In this model, we are using tools for what they are good at.

  • The Tools: Prove correctness, enforce objective standards, and catch regressions with perfect fidelity.
  • The LLM: Provides subjective, creative, and architectural feedback—the kind of nuanced advice that deterministic tools can’t offer.

Practical Guidance for Implementation

  1. Invest in Your CI: The foundation of any reliable agentic software development process is a fast, comprehensive, and ruthlessly deterministic CI/CD pipeline. Your test suite, linter, and static analysis tools are your most important governance assets.
  2. Make CI Output the API: The feedback loop for a failing build should be entirely automated. The agent that submitted the code should receive the raw output from the failing tool (e.g., the Jest test failure report or the ESLint error list).Its next task is simple and non-negotiable: “Fix the errors reported by the tool.”
  3. Scope the Semantic Review: Clearly define what you expect from the LLM reviewer in your prompt. Explicitly tell it what not to check for. “You do not need to check for style errors or failing tests; the automated pipeline has already verified this. Focus on the ‘why’ of the change, not the ‘what’.”
  4. Chain the Agents: The process is a chain of responsibility. The CI system is the first agent in the chain. It’s a simple, deterministic agent. The LLM reviewer is the second. A human might be the third, for final sign-off. Each agent has a specific, well-defined role.

Conclusion: Trust, but Verify with Tools

In the world of AI, the old adage “trust, but verify” takes on a new meaning. We can trust our agents to be creative, to reason semantically, and to generate novel solutions. But we must verify their work with tools that are incapable of lying, guessing, or being “mostly sure.”

Stop asking your agents to perform tasks that require deterministic proof. Let the compiler be the compiler. Let the test runner be the test runner. Let your linter be your linter.

Reserve your powerful language models for the tasks that only they can do: understanding intent, providing architectural guidance, and judging the subjective elegance of a solution. By separating the provable from the plausible, we can build multi-agent systems that are not only fast and innovative but also robust, reliable, and worthy of our trust.


Architectural Principles

A reliable review process is not monolithic; it is a pipeline that separates provable, objective verification from subjective, semantic assessment.

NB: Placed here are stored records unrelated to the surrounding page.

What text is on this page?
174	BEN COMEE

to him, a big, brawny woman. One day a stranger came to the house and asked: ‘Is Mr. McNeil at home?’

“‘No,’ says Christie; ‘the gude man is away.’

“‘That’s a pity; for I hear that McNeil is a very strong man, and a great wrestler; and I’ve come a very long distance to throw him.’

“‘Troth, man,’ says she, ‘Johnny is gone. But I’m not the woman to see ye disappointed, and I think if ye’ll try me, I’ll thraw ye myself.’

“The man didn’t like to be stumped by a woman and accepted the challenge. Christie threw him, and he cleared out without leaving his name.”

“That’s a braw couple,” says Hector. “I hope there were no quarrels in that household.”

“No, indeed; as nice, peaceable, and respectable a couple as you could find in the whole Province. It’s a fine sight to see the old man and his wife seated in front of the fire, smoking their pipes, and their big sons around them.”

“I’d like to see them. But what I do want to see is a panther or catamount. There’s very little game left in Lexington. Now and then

This separation of concerns is a foundational principle for trustworthy automation.

  1. Separate Deterministic Gating from Semantic Review. A system’s first line of defense must be a series of deterministic gates—automated, binary checks like compilers, linters, and test suites. These tools answer objective questions of correctness. Only after work has passed through these gates should it be presented to a semantic reviewer (AI or human) for subjective assessment of clarity, maintainability, and strategic alignment.

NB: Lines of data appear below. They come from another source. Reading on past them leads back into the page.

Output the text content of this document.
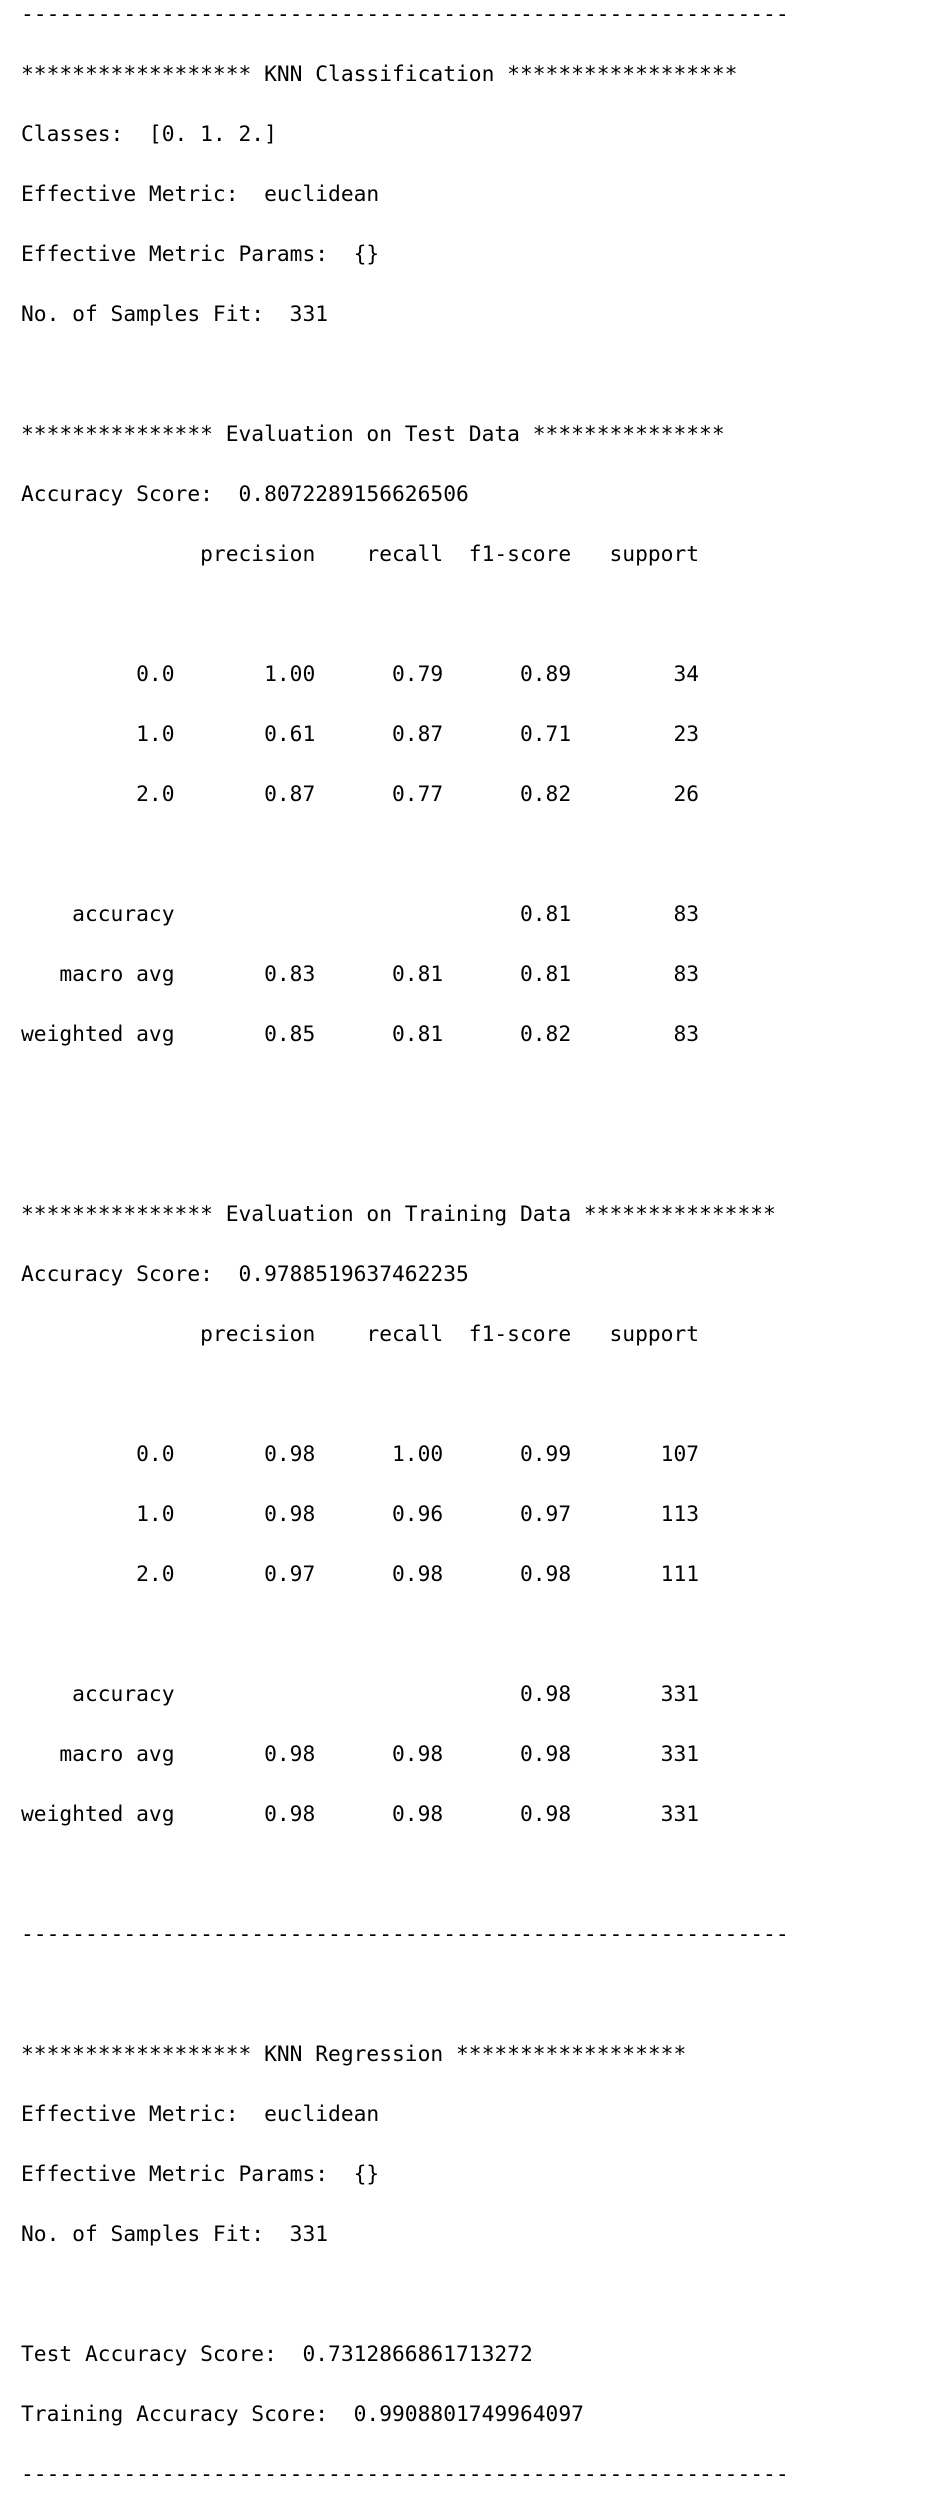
------------------------------------------------------------

****************** KNN Classification ******************

Classes:  [0. 1. 2.]

Effective Metric:  euclidean

Effective Metric Params:  {}

No. of Samples Fit:  331

*************** Evaluation on Test Data ***************

Accuracy Score:  0.8072289156626506

precision    recall  f1-score   support

0.0       1.00      0.79      0.89        34

1.0       0.61      0.87      0.71        23

2.0       0.87      0.77      0.82        26

accuracy                           0.81        83

macro avg       0.83      0.81      0.81        83

weighted avg       0.85      0.81      0.82        83

*************** Evaluation on Training Data ***************

Accuracy Score:  0.9788519637462235

precision    recall  f1-score   support

0.0       0.98      1.00      0.99       107

1.0       0.98      0.96      0.97       113

2.0       0.97      0.98      0.98       111

accuracy                           0.98       331

macro avg       0.98      0.98      0.98       331

weighted avg       0.98      0.98      0.98       331

------------------------------------------------------------

****************** KNN Regression ******************

Effective Metric:  euclidean

Effective Metric Params:  {}

No. of Samples Fit:  331

Test Accuracy Score:  0.7312866861713272

Training Accuracy Score:  0.9908801749964097

------------------------------------------------------------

  2. Codify Policy in Tooling. Do not rely on an LLM’s interpretation of a prompt to enforce quality standards. If a standard can be checked by a linter, it must be enforced by the linter. If a behavior can be verified by a test, it must be covered by a test. Governance is most effective when it is encoded into the structure of the execution environment, not suggested in a natural language request.

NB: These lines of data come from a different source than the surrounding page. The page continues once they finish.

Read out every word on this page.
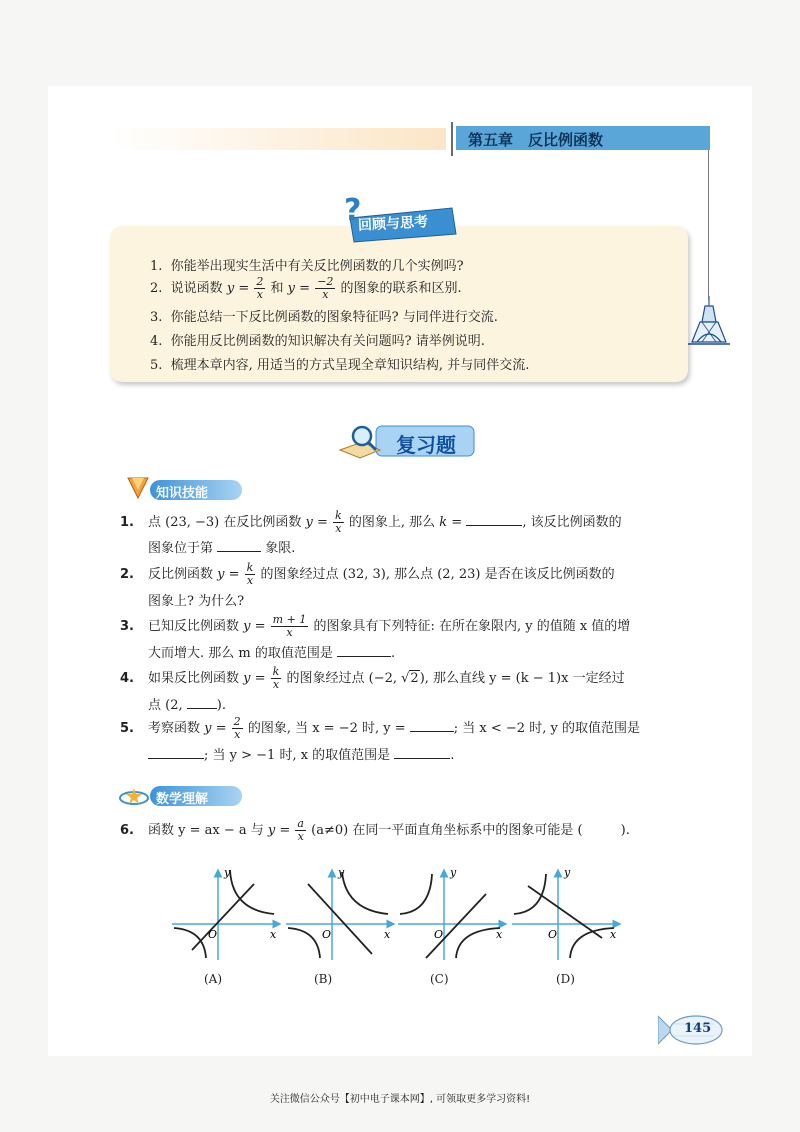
第五章　反比例函数
?
回顾与思考
1. 你能举出现实生活中有关反比例函数的几个实例吗?
2. 说说函数 $y = \frac{2}{x}$ 和 $y = \frac{-2}{x}$ 的图象的联系和区别.
3. 你能总结一下反比例函数的图象特征吗? 与同伴进行交流.
4. 你能用反比例函数的知识解决有关问题吗? 请举例说明.
5. 梳理本章内容, 用适当的方式呈现全章知识结构, 并与同伴交流.
复习题
知识技能
1. 点 (23, −3) 在反比例函数 $y = \frac{k}{x}$ 的图象上, 那么 k =	, 该反比例函数的
图象位于第	象限.
2. 反比例函数 $y = \frac{k}{x}$ 的图象经过点 (32, 3), 那么点 (2, 23) 是否在该反比例函数的
图象上? 为什么?
3. 已知反比例函数 $y = \frac{m + 1}{x}$ 的图象具有下列特征: 在所在象限内, y 的值随 x 值的增
大而增大. 那么 m 的取值范围是	.
4. 如果反比例函数 $y = \frac{k}{x}$ 的图象经过点 (−2, √2), 那么直线 y = (k − 1)x 一定经过
点 (2,	).
5. 考察函数 $y = \frac{2}{x}$ 的图象, 当 x = −2 时, y =	; 当 x < −2 时, y 的取值范围是
; 当 y > −1 时, x 的取值范围是	.
数学理解
6. 函数 y = ax − a 与 $y = \frac{a}{x} (a\ne 0)$ 在同一平面直角坐标系中的图象可能是 (	).
O	x
y
O	x
y
O	x
y
O	x
y
(A)	(B)	(C)	(D)
145
关注微信公众号【初中电子课本网】, 可领取更多学习资料!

  3. Define the Scope of Review. The role of the semantic reviewer is not to re-do the work of the deterministic gates. Its purpose is to evaluate the aspects of the work that automated tools cannot, such as architectural elegance, alignment with long-term goals, or the exploration of alternative approaches. The prompt for a semantic review should explicitly state what has already been verified, freeing the LLM to focus on higher-level concerns.